What is it with printf() sending output to buffer?

Output buffering is an optimization technique. Writing data to some devices (hard disks f.e.) is an expensive operation; that’s why the buffering appeared. In essence, it avoids writing data byte-by-byte (or char-by-char) and collects it in a buffer in order to write several KiB of data at once.

Being an optimization, output buffering must be transparent to the user (it is transparent even to the program). It must not affect the behaviour of the program; with or without buffering (or with different sizes of the buffer), the program must behave the same. This is what the rules you mentioned are for.

A buffer is just an area in memory where the data to be written is temporarily stored until enough data accumulates to make the actual writing process to the device efficient. Some devices (hard disk etc.) do not even allow writing (or reading) data in small pieces but only in blocks of some fixed size.

The rules of buffer flushing:

  1. It is sent when the buffer gets full.

This is obvious. The buffer is full, its purpose was fulfilled, let’s push the data forward to the device.
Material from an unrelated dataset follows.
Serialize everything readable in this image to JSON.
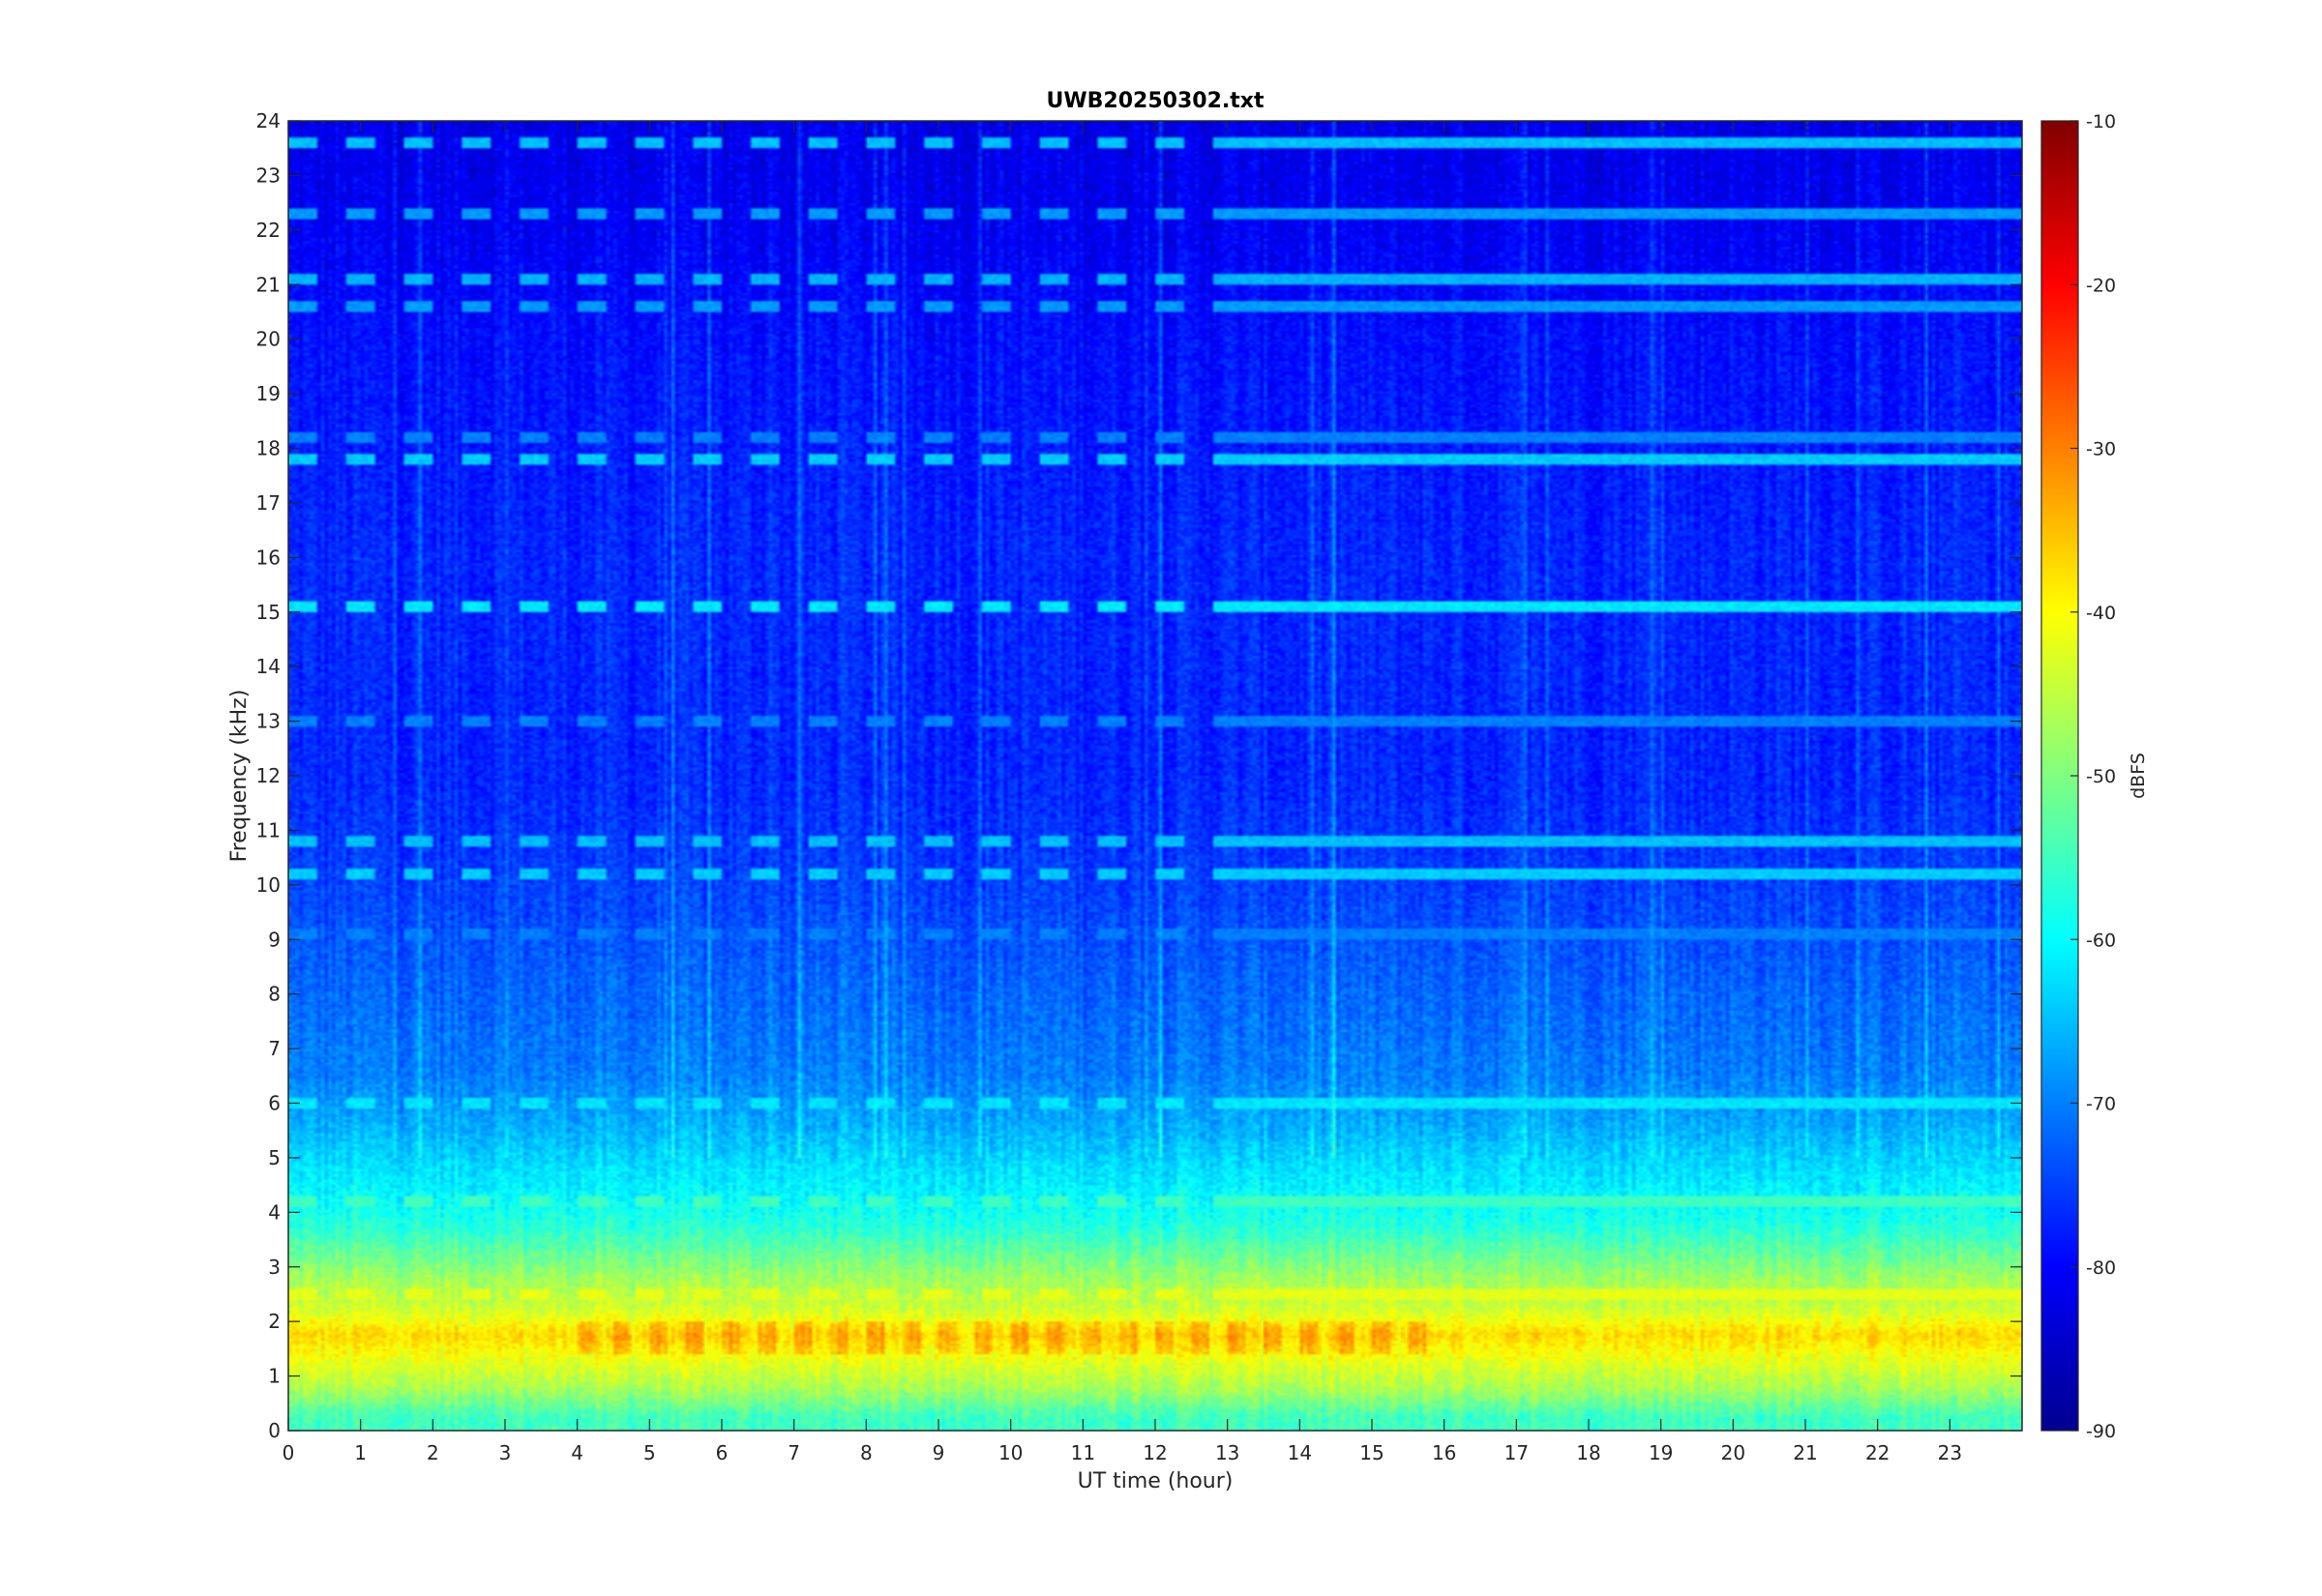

Also, probably there is more data to come from the program, we need to make room for it.

  1. When a newline character is encountered.

There are two types of devices: line-mode and block-mode. This rule applies only to the line-mode devices (the terminal, for example). It doesn’t make much sense to flush the buffer on newlines when writing to disk. But it makes a lot of sense to do it when the program is writing to the terminal. In front of the terminal there is the user waiting impatiently for output. Don’t let them wait too much.

But why output to terminal needs buffering? Writing on the terminal is not expensive. That’s correct, when the terminal is physically located near the processor. Not also when the terminal and the processor are half the globe apart and the user runs the program through a remote connection.

  1. When there is impending input.

It should read “when there is impeding input on the same device” to make it clear.

Reading is also buffered for the same reason as writing: efficiency. The reading code uses its own buffer. It fills the buffer when needed then scanf() and the other input-reading functions get their data from the input buffer.

When an input is about to happen on the same device, the buffer must be flushed (the data actually written to the device) in order to ensure consistency. The program has send some data to the output and now it expects to read back the same data; that’s why the data must be flushed to the device in order for the reading code find it there and load it.

But why the buffers are flushed when the application exits?

Err… buffering is transparent, it must not affect the application behaviour. Your application has sent some data to the output. The data must be there (on the output device) when the application quits.

The buffers are also flushed when the associated files are closed, for the same reason. And this is what happens when the application exits: the cleanup code close all the open files (standard input and output are just files from the application point of view), closing forces flushing the buffers.